How are digital footprints used?

Digital footprints are referenced in different ways for different purposes:

  • Businesses use the profiles created from digital footprints to improve their advertising efforts, for instance by showing highly targeted ads on the websites you visit. The more detailed the footprint, the more effective (i.e. personalized) an ad campaign will be.
  • Potential employers, and other interested parties such as landlords and colleges, can review your online presence as part of their vetting process. For example, they may use your social media accounts as de facto character references.
  • Police may use social media profiles and other online activity as viable sources of information in an investigation.
  • Malicious actors may use the personal info in your digital footprint for phishing or other social engineering scams, or even to hack into your accounts.

The importance of managing digital footprints

Your digital footprint leaves tons of personal data floating around the Internet, often with very little protection; it can also create an unfavorable character reflection. In both cases, it’s important to be as cautious and proactive as possible when leaving footprints—a negative digital footprint could lead to anything from a lost job to a missed housing opportunity to identity theft, and more. You can also take measures to reduce the overall size of your digital footprint, thereby leaving less data for others to use.

Note that—at least when considering footprints as character profiles—a well-managed footprint can also be beneficial (e.g. it can help a person secure a new job, a social media influencer get new sponsorships, or a restaurant with positive reviews get new reservations). Reputation management services can help both individuals and companies manage and protect their online presence.

How to monitor and control your digital footprint

It can be near impossible to delete “public” data, or to repair an unfavorable online reputation. The best approach to managing your digital footprint is to exercise care at the outset: Keep your footprint as small as possible, and don’t leave footprints that could reflect negatively on you.
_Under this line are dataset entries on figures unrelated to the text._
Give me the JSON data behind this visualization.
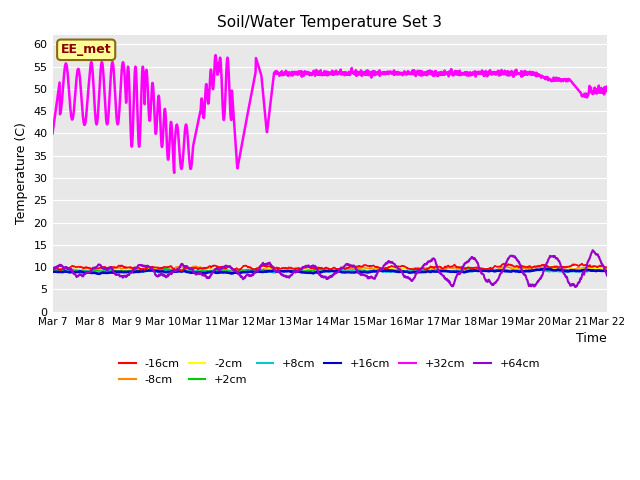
{
  "title": "Soil/Water Temperature Set 3",
  "ylabel": "Temperature (C)",
  "xlabel": "Time",
  "ylim": [
    0,
    62
  ],
  "yticks": [
    0,
    5,
    10,
    15,
    20,
    25,
    30,
    35,
    40,
    45,
    50,
    55,
    60
  ],
  "bg_color": "#e8e8e8",
  "annotation_label": "EE_met",
  "annotation_bg": "#ffff99",
  "annotation_border": "#8B6914",
  "series_colors": {
    "-16cm": "#ff0000",
    "-8cm": "#ff8800",
    "-2cm": "#ffff00",
    "+2cm": "#00cc00",
    "+8cm": "#00cccc",
    "+16cm": "#0000cc",
    "+32cm": "#ff00ff",
    "+64cm": "#9900cc"
  },
  "xtick_labels": [
    "Mar 7",
    "Mar 8",
    "Mar 9",
    "Mar 10",
    "Mar 11",
    "Mar 12",
    "Mar 13",
    "Mar 14",
    "Mar 15",
    "Mar 16",
    "Mar 17",
    "Mar 18",
    "Mar 19",
    "Mar 20",
    "Mar 21",
    "Mar 22"
  ],
  "xtick_positions": [
    0,
    1,
    2,
    3,
    4,
    5,
    6,
    7,
    8,
    9,
    10,
    11,
    12,
    13,
    14,
    15
  ]
}
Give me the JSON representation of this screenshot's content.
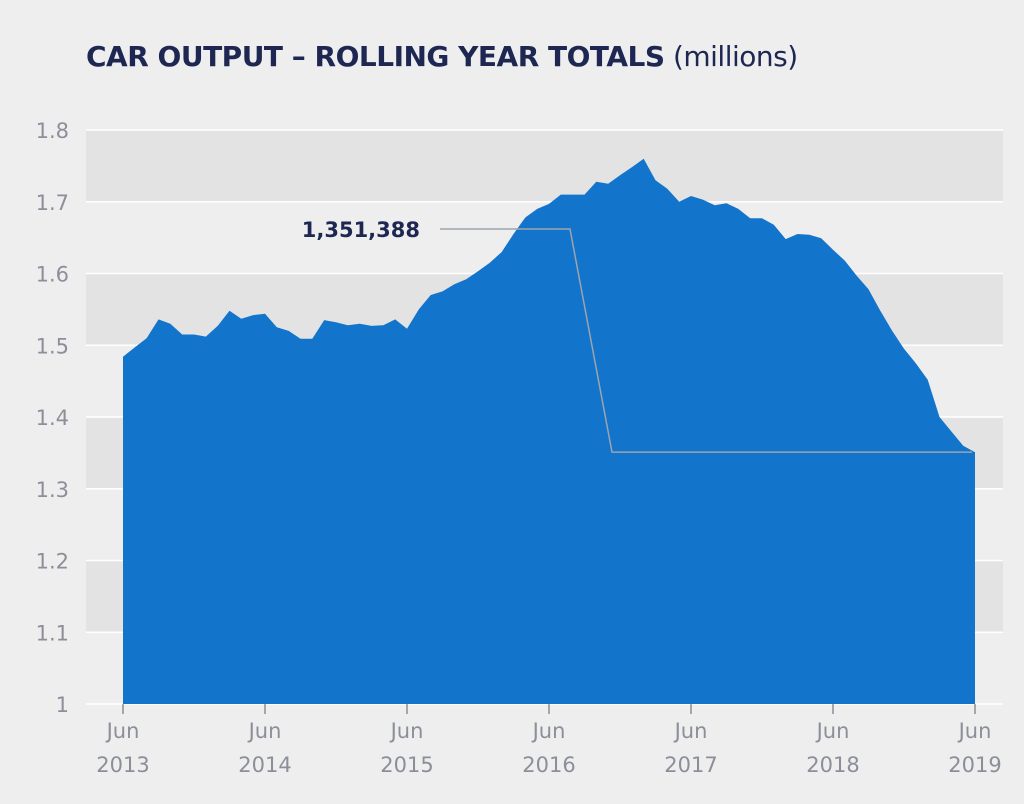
{
  "chart_data": {
    "type": "area",
    "title": "CAR OUTPUT – ROLLING YEAR TOTALS",
    "unit": "(millions)",
    "xlabel": "",
    "ylabel": "",
    "ylim": [
      1.0,
      1.8
    ],
    "yticks": [
      "1.8",
      "1.7",
      "1.6",
      "1.5",
      "1.4",
      "1.3",
      "1.2",
      "1.1",
      "1"
    ],
    "ytick_values": [
      1.8,
      1.7,
      1.6,
      1.5,
      1.4,
      1.3,
      1.2,
      1.1,
      1.0
    ],
    "xticks": [
      {
        "month": "Jun",
        "year": "2013"
      },
      {
        "month": "Jun",
        "year": "2014"
      },
      {
        "month": "Jun",
        "year": "2015"
      },
      {
        "month": "Jun",
        "year": "2016"
      },
      {
        "month": "Jun",
        "year": "2017"
      },
      {
        "month": "Jun",
        "year": "2018"
      },
      {
        "month": "Jun",
        "year": "2019"
      }
    ],
    "grid": "horizontal bands",
    "series": [
      {
        "color": "#1274cb",
        "x": [
          "2013-06",
          "2013-07",
          "2013-08",
          "2013-09",
          "2013-10",
          "2013-11",
          "2013-12",
          "2014-01",
          "2014-02",
          "2014-03",
          "2014-04",
          "2014-05",
          "2014-06",
          "2014-07",
          "2014-08",
          "2014-09",
          "2014-10",
          "2014-11",
          "2014-12",
          "2015-01",
          "2015-02",
          "2015-03",
          "2015-04",
          "2015-05",
          "2015-06",
          "2015-07",
          "2015-08",
          "2015-09",
          "2015-10",
          "2015-11",
          "2015-12",
          "2016-01",
          "2016-02",
          "2016-03",
          "2016-04",
          "2016-05",
          "2016-06",
          "2016-07",
          "2016-08",
          "2016-09",
          "2016-10",
          "2016-11",
          "2016-12",
          "2017-01",
          "2017-02",
          "2017-03",
          "2017-04",
          "2017-05",
          "2017-06",
          "2017-07",
          "2017-08",
          "2017-09",
          "2017-10",
          "2017-11",
          "2017-12",
          "2018-01",
          "2018-02",
          "2018-03",
          "2018-04",
          "2018-05",
          "2018-06",
          "2018-07",
          "2018-08",
          "2018-09",
          "2018-10",
          "2018-11",
          "2018-12",
          "2019-01",
          "2019-02",
          "2019-03",
          "2019-04",
          "2019-05",
          "2019-06"
        ],
        "values": [
          1.484,
          1.497,
          1.51,
          1.536,
          1.53,
          1.515,
          1.515,
          1.512,
          1.527,
          1.548,
          1.537,
          1.542,
          1.544,
          1.525,
          1.52,
          1.509,
          1.509,
          1.535,
          1.532,
          1.528,
          1.53,
          1.527,
          1.528,
          1.536,
          1.523,
          1.55,
          1.57,
          1.575,
          1.585,
          1.592,
          1.603,
          1.615,
          1.63,
          1.655,
          1.678,
          1.69,
          1.697,
          1.71,
          1.71,
          1.71,
          1.728,
          1.725,
          1.737,
          1.748,
          1.76,
          1.73,
          1.718,
          1.7,
          1.708,
          1.703,
          1.695,
          1.698,
          1.69,
          1.677,
          1.677,
          1.668,
          1.648,
          1.655,
          1.654,
          1.649,
          1.633,
          1.618,
          1.597,
          1.578,
          1.548,
          1.52,
          1.495,
          1.475,
          1.452,
          1.4,
          1.38,
          1.36,
          1.351
        ]
      }
    ],
    "annotations": [
      {
        "text": "1,351,388",
        "value": 1351388,
        "points_to": "2019-06"
      }
    ]
  }
}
Some steps you can take include:

  • Take a moment to consider the possible outcome before providing personal info to a website or app that’s likely collecting your data.
  • Don’t post content on social media—or like, comment on, or share content that others have posted—if it could count against you later.
  • Use social media privacy settings to control who sees your posts.
  • Only allow phone apps to track your location when completely necessary. Actively manage what data is tracked and shared by apps like health monitors and home device controllers.
  • Consider maintaining separate personal and professional emails or online profiles. This will help keep your personal footprint from showing up with your professional profile, and vice versa.
  • Don’t use a third-party login to access a website. When you use your Google or Facebook credentials to log into something that isn’t Google or Facebook, you’re providing data collectors with another link to build your profile.
  • Practice good online habits like rejecting cookies, using browser settings to minimize trackers, and using a VPN. A privacy-first browser like Brave makes all these precautions much easier.

There are some things you can do to monitor and possibly improve your existing footprint:

  • Delete subscriptions and social media accounts you no longer use.
  • Run a search on yourself occasionally to keep track of your digital presence, how it’s changing, and note if something unusual has happened. Set up alerts to let you know if something new appears.
  • If you find undesirable information about yourself, submit a request with the website owner to remove the data from public view. Depending on where you live, there may be laws in place (such as GDPR and CCPA) that require a website owner to honor a request to delete data, which thus reduces the size of your digital footprint, and overall can reduce risk.